Days 11–14: Prepare grounded, specific answers on AI-assisted testing and agentic testing tools, and run full mock interviews combining a scenario question with a coding exercise — the pairing most 2026 loops actually use. ClavePrep's AI mock interview tool lets you rehearse the scenario-based format specifically, with feedback on whether your risk-prioritisation reasoning comes through clearly rather than defaulting to a checklist recitation.
FAQs
Q: Is manual testing experience still valued, or is everything automation now? Manual testing judgment — exploratory testing, understanding user impact, spotting issues automation wouldn't catch — remains valued, especially in scenario-based interview rounds. The expectation in 2026 is that most QA engineers combine both skill sets rather than being purely manual or purely automation specialists.
Q: Do I need to know Playwright specifically, or is Selenium still acceptable?
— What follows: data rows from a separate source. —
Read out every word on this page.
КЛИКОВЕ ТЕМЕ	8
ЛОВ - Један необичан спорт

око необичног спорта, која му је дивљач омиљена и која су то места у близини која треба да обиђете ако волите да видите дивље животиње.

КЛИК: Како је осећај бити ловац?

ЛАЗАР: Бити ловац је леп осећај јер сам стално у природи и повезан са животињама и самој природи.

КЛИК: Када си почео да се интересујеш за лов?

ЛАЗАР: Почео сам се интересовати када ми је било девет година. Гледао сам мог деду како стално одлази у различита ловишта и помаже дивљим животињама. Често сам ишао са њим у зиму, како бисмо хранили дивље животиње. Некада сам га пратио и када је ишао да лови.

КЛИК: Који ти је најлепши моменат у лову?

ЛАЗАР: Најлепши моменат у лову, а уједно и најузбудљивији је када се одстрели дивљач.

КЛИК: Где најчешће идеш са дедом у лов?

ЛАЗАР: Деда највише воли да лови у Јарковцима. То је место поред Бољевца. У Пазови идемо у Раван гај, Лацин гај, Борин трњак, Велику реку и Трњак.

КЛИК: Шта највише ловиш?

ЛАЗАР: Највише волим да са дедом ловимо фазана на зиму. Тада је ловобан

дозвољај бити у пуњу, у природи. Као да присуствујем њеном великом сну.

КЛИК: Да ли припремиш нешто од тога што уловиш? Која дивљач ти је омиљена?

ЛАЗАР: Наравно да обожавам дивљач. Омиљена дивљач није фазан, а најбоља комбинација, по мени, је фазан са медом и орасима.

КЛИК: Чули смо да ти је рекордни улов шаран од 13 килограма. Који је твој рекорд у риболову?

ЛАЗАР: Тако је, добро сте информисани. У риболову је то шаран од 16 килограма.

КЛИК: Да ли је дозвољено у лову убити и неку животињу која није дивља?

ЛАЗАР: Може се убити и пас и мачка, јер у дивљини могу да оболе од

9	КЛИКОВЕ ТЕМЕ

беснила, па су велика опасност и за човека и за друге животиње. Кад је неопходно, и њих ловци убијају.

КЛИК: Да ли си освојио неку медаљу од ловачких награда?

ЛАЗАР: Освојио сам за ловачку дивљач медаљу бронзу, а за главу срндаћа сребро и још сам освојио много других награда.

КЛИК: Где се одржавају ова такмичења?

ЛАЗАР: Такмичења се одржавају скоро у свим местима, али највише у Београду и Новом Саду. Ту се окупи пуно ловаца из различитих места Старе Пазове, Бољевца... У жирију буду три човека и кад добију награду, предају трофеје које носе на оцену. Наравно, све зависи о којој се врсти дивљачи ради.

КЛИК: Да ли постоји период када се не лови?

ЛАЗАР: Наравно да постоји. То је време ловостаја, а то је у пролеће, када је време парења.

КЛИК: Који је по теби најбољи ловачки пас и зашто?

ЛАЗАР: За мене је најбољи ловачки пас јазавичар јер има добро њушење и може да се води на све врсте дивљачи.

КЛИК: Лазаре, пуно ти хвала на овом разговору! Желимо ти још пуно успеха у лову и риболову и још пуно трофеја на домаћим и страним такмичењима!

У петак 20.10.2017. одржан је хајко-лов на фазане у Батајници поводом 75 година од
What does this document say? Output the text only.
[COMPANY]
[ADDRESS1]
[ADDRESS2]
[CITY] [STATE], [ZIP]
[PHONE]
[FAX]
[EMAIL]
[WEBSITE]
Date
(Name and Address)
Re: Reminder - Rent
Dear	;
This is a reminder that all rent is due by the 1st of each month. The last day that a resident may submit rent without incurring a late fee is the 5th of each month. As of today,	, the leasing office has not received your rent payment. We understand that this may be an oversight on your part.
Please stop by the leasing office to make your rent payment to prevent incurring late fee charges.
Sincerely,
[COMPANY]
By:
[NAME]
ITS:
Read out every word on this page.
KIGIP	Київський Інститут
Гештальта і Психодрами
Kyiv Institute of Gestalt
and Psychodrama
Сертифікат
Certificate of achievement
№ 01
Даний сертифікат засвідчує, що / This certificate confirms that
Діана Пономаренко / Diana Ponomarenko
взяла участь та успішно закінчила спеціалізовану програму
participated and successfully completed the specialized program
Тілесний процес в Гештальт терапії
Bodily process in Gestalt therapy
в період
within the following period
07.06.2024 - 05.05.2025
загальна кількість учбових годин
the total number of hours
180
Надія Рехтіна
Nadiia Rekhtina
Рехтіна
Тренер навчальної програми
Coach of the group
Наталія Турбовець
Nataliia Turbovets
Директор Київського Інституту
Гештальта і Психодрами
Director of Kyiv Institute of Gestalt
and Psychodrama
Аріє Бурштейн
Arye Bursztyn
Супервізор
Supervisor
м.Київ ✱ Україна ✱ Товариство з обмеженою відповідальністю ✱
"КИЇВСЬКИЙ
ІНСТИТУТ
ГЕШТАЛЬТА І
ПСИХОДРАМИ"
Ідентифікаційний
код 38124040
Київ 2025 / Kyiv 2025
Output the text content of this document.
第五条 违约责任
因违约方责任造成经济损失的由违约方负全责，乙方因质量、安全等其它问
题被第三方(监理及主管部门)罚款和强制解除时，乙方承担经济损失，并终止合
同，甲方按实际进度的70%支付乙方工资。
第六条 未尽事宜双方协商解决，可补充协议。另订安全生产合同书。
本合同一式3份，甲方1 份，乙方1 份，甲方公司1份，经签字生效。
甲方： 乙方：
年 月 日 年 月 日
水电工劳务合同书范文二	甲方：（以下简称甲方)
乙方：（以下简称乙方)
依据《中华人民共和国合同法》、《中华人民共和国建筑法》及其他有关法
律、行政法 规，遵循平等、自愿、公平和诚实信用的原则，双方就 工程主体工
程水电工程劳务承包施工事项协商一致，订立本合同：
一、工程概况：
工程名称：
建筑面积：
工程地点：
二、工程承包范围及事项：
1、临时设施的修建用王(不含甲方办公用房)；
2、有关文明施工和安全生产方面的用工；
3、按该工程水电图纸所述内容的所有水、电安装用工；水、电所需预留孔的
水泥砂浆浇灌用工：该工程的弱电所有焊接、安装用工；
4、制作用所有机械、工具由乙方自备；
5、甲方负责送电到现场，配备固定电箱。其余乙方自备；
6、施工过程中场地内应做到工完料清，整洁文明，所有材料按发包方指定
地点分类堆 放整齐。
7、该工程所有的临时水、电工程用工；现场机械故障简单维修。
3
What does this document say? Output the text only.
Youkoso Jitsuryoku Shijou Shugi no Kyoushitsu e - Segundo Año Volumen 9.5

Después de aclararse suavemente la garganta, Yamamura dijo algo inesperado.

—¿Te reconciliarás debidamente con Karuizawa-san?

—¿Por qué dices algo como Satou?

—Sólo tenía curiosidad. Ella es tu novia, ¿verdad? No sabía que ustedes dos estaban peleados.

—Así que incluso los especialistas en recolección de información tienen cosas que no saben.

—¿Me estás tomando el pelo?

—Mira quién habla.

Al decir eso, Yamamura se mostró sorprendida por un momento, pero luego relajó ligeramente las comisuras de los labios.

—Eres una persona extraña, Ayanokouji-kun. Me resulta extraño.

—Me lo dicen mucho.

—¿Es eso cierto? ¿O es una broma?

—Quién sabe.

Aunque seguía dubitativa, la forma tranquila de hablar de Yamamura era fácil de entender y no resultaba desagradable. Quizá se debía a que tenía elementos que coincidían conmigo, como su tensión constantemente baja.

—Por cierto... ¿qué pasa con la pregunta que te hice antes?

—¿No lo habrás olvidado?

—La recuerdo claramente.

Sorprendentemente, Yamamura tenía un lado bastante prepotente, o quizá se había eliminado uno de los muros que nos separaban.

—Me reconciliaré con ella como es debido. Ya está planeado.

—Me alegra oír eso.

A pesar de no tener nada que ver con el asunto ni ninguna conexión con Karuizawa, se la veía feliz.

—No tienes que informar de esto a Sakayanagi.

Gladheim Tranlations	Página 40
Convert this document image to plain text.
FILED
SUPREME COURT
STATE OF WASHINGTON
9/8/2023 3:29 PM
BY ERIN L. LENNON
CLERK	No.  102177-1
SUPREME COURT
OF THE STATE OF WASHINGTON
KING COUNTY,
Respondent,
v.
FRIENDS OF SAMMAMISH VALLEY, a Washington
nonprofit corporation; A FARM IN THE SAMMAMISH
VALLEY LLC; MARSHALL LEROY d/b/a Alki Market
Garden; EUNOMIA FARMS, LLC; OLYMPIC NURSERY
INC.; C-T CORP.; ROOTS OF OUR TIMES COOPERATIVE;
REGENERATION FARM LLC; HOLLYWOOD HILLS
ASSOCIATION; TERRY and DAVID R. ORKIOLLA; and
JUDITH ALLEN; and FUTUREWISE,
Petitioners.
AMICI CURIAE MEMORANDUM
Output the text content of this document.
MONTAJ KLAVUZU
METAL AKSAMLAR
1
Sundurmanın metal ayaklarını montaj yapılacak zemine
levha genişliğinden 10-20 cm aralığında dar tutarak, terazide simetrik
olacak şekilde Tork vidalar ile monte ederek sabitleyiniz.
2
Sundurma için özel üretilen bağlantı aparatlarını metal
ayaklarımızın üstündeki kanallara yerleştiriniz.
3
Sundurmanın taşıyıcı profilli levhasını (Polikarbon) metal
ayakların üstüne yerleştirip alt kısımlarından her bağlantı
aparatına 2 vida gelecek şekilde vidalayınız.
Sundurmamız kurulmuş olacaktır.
Selenium remains a widely accepted, valid answer, especially if it matches the company's existing stack. Playwright is increasingly preferred for new projects due to auto-waiting and reduced flakiness, so being able to speak to both — and explain the trade-offs — is a stronger position than only knowing one.
Q: How much do I need to know about AI/agentic testing if I have no hands-on experience with it yet? Enough to reason intelligently about where it helps and where human review remains essential. You don't need production experience with agentic testing tools specifically, but a vague or dismissive answer on this topic increasingly stands out negatively given how fast the category has grown in job postings.
Q: What's the difference between an SDET and a general QA engineer role in most 2026 job postings? SDET roles typically expect stronger software engineering fundamentals — writing and maintaining test automation code as a first-class engineering deliverable — while general QA roles may weight manual/exploratory testing and test case design more heavily alongside lighter automation involvement. Read the specific job description closely, since usage varies significantly by company.
Q: How do I explain a career gap or a move from manual to automation testing in an interview? Frame it as a deliberate skill investment rather than something to apologise for — name the specific automation skills you built (a language, a framework, real projects you automated) and back it with a concrete example, similar to how you'd explain any other career transition in an interview.
Q: Is a computer science degree required for SDET roles? It helps for the coding-heavy expectations of the role, but many strong SDET hires come from manual QA backgrounds who built programming skills on the job or through independent projects — a demonstrated ability to write and reason about test automation code in the interview matters more than the specific degree on your resume.